Yesterday we went to Malmö in Sweden to have dinner with Olle and Luisa, which is the stuff for other legends. We went a bit earlier to do some “Swedification” of my wardrobe.

At some point we found ourselves in a tiny store, called TShirt. The guy running the store (“although it means I don’t get to design that often any more”) told us the story behind it while we were browsing the handful of shelves.

TShirt is a store and a webstore, and has been around since 2006. Artists from around the world create designs, and those are used on the shirts. The shirts that are made are available in the store for just 1 week, and then the next batch of designs comes in. Every week a new series of designs. The cotton shirts are also fair trade.

The remarks made on the process were telling for where added value is to be found in our networked world, where existing structures fail and become a barrier, and how scaling is done network-wise.

1) Originally the shirts were printed at a large company in Turkey. “We were only a small customer for them”, and there regularly were delays.

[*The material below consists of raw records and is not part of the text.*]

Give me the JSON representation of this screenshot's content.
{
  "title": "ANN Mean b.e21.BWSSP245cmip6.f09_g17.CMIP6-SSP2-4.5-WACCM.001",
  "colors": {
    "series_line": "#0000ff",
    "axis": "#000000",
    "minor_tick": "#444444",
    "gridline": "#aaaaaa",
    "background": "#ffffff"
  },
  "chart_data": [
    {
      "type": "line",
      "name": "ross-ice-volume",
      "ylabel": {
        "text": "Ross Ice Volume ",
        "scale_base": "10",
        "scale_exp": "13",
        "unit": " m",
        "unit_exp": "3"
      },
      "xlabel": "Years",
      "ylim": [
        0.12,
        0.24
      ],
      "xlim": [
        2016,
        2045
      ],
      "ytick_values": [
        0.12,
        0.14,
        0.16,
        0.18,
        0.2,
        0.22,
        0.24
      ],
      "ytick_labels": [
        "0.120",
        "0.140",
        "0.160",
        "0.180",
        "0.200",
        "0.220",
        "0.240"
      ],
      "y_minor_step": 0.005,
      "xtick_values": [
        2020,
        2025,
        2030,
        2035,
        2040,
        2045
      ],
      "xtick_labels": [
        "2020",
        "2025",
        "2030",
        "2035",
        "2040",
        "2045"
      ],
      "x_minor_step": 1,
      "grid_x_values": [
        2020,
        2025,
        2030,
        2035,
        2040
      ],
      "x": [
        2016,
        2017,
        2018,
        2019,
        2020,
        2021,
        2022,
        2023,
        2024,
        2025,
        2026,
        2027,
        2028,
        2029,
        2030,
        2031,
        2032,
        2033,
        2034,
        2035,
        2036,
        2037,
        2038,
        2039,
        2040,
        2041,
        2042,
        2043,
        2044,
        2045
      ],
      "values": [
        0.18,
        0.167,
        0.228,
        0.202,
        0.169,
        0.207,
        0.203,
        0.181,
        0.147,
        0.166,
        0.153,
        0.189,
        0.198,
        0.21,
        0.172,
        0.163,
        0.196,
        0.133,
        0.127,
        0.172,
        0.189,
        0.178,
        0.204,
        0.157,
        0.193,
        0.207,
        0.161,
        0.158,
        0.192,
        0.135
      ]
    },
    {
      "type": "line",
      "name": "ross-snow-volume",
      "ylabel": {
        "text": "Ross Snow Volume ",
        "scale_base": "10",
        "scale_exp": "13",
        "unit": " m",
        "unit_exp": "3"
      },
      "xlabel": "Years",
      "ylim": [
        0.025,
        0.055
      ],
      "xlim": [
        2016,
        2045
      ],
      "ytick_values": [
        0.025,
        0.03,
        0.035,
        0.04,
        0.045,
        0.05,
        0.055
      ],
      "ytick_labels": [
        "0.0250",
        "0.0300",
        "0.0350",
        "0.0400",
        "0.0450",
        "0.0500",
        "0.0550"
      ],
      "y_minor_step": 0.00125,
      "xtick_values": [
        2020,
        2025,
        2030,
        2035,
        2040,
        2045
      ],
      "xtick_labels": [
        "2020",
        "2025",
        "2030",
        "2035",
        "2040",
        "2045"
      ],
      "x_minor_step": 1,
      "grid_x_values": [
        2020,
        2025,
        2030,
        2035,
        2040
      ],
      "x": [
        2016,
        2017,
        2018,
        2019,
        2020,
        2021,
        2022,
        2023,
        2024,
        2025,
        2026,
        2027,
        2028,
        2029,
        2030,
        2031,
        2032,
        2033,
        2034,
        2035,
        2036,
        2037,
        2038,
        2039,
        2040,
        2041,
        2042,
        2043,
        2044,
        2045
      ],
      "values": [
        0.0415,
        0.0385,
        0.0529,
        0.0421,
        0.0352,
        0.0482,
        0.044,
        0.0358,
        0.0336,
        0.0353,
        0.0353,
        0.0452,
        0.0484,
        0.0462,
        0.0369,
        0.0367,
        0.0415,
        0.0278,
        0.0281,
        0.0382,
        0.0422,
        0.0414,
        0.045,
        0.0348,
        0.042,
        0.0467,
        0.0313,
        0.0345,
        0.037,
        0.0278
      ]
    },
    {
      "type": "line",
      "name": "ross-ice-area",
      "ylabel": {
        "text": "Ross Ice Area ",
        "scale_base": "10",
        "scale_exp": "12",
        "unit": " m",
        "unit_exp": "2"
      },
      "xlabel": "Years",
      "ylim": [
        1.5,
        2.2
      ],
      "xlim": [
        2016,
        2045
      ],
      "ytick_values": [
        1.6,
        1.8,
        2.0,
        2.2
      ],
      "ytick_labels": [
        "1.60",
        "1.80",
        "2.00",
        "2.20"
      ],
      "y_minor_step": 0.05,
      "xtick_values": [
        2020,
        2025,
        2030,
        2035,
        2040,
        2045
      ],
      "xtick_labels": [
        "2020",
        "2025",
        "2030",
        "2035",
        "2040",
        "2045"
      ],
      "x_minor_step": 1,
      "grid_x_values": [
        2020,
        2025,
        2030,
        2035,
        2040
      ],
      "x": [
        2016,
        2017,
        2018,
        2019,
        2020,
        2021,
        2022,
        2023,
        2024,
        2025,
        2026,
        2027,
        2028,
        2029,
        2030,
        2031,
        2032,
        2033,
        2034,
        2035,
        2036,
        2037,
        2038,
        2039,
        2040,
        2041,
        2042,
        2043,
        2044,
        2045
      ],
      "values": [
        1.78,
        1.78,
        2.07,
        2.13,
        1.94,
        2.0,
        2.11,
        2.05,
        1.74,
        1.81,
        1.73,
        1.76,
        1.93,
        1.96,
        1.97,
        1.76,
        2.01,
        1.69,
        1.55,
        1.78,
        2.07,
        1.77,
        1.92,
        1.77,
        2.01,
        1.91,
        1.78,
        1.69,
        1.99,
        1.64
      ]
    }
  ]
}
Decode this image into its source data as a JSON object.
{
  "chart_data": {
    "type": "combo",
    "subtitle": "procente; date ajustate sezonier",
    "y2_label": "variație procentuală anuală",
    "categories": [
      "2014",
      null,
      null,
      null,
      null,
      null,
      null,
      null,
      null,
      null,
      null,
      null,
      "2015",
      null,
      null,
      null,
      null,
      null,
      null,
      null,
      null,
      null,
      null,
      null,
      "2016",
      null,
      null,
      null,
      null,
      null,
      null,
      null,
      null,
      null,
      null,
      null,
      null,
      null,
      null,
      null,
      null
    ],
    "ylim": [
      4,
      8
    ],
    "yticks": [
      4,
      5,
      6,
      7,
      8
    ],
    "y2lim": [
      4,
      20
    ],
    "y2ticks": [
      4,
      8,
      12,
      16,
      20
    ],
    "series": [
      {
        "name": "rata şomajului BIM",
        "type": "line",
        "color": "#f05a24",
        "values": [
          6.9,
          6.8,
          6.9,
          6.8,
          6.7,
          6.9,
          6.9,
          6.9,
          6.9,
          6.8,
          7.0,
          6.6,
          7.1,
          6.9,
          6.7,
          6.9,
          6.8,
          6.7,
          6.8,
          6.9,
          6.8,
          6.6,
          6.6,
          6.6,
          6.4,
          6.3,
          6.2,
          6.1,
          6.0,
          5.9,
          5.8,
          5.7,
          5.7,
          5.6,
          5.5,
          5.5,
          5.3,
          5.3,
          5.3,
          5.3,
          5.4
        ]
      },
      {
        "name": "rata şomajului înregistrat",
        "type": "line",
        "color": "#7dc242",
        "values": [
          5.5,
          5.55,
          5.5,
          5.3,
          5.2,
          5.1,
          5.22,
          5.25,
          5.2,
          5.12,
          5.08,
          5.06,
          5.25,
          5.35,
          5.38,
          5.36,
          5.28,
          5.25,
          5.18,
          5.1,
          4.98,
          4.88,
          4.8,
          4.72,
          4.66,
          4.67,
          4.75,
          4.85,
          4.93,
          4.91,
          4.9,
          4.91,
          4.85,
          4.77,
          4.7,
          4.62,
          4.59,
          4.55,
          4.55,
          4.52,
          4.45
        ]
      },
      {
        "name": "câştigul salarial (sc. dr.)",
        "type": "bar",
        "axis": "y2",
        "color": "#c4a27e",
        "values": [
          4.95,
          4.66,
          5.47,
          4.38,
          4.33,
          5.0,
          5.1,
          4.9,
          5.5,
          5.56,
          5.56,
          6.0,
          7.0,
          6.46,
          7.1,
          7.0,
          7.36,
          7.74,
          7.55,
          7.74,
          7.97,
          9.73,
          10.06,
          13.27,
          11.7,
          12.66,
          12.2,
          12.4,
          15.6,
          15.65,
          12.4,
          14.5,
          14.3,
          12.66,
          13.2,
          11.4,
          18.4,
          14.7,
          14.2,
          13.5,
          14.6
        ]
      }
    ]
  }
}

This did not work well at all with the weekly rhythm of replacing the designs. A week delay means an empty shop. So they switched to a smaller Swedish printer “where we are a much more significant customer”.

2) Artists from around the world can contribute designs to make the shirts, providing them with a stage for their work, and building a high trust network.

3) Getting the Fair Trade label took a very long time: “They are simply not set-up to handle companies like us”, as they are used to much bigger outfits that can handle and work well with the bureaucracy involved in getting the Fair Trade certification.

The two shirts I picked, are ‘Beast‘ by Marcus Pettersson (S) and ‘Streetdreams‘ by Rakesh Makwama (UK)

I left with two shirts for 500 SEK (just under 60 Euro), and a story. The shirts are great, the story to me much more significant.